Joanyr não é somente protesto. E, se o fosse, não seria o bom poeta que é. O lirismo não está esquecido em Sinais dos tempos. Trata-se, no entanto, de um lirismo angustiado. Lirismo nascido da memória. Não o lirismo adolescente, piegas, que Joanyr já amadureceu, já sazonou. A memória é o terreno adubado onde ele colhe os frutos com os quais elabora iguarias e licores. Delícias do passado, a infância, a juventude. A cidadezinha, a vida quieta, saudades: “O branco-azul do colégio / caía nas tardes peripatéticas”.

Sem a lembrança pouca poesia existiria. A não ser aquela feita apenas de palavras. Poesia árida, tida por alguns propagandistas de vanguardismos passageiros como a única poesia possível e necessária. Questão de gosto.

É na memória que tudo se guarda e se acha. A vida e a morte. O tema da morte está também presente em Sinais dos Tempos: “As mãos da Eternidade vêm falar-me / empós de um oboé grave e suspeito / e retemperam fios desse alarme / pelo universo atônito do peito”.

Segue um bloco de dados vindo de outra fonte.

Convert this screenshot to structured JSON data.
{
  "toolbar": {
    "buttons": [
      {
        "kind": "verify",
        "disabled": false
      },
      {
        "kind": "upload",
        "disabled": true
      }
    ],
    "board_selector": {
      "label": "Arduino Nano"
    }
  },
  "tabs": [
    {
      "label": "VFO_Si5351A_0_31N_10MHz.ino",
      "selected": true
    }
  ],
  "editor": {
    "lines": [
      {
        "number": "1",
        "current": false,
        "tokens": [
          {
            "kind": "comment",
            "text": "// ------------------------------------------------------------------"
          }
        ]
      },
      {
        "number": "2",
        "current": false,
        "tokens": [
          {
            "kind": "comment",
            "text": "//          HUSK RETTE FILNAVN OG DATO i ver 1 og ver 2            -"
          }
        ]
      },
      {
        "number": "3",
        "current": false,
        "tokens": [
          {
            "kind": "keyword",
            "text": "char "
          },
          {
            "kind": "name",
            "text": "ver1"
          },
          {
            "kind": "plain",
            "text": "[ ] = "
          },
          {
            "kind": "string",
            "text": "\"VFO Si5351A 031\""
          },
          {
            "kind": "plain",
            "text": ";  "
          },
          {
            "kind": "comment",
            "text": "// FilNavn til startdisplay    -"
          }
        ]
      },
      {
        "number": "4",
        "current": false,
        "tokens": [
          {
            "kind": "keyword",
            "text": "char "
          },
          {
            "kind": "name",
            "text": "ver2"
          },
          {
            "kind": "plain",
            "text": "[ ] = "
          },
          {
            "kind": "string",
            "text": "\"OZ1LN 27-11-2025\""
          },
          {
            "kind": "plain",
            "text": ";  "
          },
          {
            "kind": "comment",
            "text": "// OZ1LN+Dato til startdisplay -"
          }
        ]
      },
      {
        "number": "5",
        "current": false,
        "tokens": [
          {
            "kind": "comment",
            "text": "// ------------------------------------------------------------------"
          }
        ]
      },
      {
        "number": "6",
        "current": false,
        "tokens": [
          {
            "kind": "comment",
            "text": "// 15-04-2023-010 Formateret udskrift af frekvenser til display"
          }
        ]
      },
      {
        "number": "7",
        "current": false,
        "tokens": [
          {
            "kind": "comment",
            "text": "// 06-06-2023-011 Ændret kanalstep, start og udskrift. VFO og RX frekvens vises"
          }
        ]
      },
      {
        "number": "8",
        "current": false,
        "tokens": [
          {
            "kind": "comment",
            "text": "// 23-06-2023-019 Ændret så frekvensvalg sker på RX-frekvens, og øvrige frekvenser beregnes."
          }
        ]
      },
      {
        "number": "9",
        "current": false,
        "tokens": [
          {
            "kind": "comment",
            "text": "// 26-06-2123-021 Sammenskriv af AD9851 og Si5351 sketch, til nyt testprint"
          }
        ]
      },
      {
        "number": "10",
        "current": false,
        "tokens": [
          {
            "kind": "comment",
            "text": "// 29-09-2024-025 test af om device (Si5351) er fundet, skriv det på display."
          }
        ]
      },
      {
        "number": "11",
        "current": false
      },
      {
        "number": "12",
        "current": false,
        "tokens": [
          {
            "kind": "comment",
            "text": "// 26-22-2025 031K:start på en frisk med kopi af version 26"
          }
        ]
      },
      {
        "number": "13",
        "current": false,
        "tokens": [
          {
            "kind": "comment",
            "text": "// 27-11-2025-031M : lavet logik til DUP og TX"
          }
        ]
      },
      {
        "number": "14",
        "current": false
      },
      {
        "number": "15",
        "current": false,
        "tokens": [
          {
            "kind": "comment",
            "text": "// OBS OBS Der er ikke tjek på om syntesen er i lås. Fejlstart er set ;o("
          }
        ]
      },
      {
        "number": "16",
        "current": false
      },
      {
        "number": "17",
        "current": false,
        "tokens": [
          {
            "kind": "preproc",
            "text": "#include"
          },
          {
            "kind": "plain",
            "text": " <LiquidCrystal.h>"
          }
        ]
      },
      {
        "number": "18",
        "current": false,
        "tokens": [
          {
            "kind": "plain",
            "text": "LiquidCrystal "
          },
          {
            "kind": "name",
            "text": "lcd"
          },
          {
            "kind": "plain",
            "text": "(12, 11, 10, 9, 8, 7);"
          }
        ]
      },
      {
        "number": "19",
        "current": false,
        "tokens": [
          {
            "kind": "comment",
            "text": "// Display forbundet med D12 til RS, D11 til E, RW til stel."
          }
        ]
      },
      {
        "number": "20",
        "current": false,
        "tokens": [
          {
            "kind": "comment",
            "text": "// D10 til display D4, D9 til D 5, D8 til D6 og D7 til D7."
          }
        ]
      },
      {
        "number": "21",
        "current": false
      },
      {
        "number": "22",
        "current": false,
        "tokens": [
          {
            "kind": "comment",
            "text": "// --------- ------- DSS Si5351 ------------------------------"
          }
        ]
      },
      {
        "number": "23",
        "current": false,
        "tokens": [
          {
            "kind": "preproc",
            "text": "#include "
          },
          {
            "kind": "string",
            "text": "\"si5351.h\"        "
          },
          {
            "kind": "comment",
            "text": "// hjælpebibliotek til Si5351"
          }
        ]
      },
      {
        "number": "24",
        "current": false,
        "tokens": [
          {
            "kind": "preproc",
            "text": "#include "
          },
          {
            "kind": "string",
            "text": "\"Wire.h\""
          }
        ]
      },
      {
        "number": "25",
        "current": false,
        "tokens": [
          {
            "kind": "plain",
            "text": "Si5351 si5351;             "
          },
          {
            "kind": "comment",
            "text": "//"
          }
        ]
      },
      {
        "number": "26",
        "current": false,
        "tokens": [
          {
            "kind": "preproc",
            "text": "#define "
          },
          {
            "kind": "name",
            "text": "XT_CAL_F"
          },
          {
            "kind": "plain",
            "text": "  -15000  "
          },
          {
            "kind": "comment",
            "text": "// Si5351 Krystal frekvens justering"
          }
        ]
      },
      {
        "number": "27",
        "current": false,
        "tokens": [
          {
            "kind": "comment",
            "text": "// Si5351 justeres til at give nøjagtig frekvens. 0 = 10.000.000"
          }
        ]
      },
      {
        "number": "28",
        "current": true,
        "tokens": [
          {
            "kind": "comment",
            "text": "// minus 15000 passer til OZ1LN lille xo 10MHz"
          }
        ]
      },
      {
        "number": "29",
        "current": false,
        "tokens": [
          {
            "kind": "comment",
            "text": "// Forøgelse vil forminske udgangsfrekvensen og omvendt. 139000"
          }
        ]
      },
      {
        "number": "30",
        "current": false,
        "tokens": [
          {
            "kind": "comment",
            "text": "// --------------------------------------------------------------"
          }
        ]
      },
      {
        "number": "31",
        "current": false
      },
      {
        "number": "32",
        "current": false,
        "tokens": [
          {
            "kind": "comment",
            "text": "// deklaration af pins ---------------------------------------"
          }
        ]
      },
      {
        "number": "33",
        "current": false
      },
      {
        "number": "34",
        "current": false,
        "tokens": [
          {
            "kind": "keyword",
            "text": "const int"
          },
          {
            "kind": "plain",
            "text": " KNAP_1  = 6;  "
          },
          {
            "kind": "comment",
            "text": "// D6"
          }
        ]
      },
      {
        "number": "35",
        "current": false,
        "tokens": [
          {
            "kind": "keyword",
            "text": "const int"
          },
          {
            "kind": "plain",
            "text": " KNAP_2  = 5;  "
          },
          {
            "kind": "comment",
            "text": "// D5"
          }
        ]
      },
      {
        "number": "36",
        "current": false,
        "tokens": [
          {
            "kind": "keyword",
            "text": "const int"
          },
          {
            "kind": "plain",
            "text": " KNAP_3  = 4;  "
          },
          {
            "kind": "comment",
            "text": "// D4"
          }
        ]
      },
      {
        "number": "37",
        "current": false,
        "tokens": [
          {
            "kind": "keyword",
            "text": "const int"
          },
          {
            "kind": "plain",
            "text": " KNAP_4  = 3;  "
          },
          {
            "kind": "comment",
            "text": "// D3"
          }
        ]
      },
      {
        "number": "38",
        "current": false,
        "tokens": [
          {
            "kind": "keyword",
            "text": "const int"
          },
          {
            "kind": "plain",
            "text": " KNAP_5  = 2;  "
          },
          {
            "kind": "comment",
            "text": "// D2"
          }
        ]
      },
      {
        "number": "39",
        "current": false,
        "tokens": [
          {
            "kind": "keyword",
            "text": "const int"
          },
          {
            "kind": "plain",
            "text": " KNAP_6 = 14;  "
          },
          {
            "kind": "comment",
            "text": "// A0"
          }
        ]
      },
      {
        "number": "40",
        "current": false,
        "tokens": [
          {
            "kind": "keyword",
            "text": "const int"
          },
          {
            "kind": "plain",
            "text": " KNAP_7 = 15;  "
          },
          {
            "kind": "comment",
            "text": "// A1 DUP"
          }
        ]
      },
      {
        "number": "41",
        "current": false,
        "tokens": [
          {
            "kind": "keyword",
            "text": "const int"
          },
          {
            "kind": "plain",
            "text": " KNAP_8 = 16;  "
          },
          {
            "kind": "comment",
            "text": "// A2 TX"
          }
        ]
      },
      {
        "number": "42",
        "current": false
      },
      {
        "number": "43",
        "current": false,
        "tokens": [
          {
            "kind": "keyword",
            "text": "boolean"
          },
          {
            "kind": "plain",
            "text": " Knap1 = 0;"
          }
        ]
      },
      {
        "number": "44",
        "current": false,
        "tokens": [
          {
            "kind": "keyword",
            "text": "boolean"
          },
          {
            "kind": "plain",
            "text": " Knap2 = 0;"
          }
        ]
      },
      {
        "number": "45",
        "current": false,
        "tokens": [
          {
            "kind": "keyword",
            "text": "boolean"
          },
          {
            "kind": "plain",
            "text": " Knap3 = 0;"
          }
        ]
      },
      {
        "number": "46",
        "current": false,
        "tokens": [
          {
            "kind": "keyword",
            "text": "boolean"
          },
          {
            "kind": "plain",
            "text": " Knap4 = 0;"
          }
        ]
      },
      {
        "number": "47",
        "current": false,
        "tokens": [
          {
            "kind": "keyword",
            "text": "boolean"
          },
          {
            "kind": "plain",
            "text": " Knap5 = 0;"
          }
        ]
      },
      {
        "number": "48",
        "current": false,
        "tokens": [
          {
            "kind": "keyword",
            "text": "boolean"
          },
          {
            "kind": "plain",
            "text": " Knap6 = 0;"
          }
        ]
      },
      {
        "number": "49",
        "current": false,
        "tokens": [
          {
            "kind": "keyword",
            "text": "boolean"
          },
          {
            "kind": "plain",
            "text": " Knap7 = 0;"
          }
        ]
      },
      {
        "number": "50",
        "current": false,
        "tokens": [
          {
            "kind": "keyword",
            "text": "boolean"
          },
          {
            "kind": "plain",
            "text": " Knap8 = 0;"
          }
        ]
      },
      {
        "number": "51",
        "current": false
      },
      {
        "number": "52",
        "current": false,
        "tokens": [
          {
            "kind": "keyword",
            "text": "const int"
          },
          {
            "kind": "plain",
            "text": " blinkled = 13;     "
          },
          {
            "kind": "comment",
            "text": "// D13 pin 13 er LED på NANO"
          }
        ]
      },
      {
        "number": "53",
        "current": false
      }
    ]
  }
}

Versos como esses, de singular construção, até ensejariam falar-se em simbolismo. Ou em surrealismo. Mas a boa poesia não carece de rótulos. Aliás, seria melhor não lhe dar rótulo nenhum. Cruz e Sousa seria grande poeta, mesmo não sendo simbolista. Ainda que não tivesse lido os corifeus dessa escola, certamente seria um grande poeta. Talvez romântico, talvez parnasiano.

Já disseram estar a melhor poesia impregnada de metafísica. Os exemplos são muitos: Quental, Sá-Carneiro, Pessoa, para falar apenas em portugueses. São poetas espiritualistas. Lembraríamos também o nosso Jorge de Lima, tão místico. Há um poema de Joanyr que até lembra o poeta alagoano. Trata-se de “O Fio”, poema longo, não tão longo quanto Invenção de Orfeu – um monumento. Um dos melhores e mais perfeitos poemas de Sinais dos Tempos.

Uma das partes desse livro é toda constituída de sonetos. Com rimas e decassílabos, sim, porém com um sopro de novidade em todos eles. Novidade num aspecto, porque Joanyr de Oliveira é quase bíblico. Seus temas favoritos são bíblicos. Como em Camões e Jorge de Lima. Não é à toa o título Sinais dos Tempos.

Joanyr voltou melhor, muito melhor do que nos tempos de O Grito Submerso. E naquele tempo já era bom poeta, respeitado e admirado por seus pares, pelos críticos e leitores.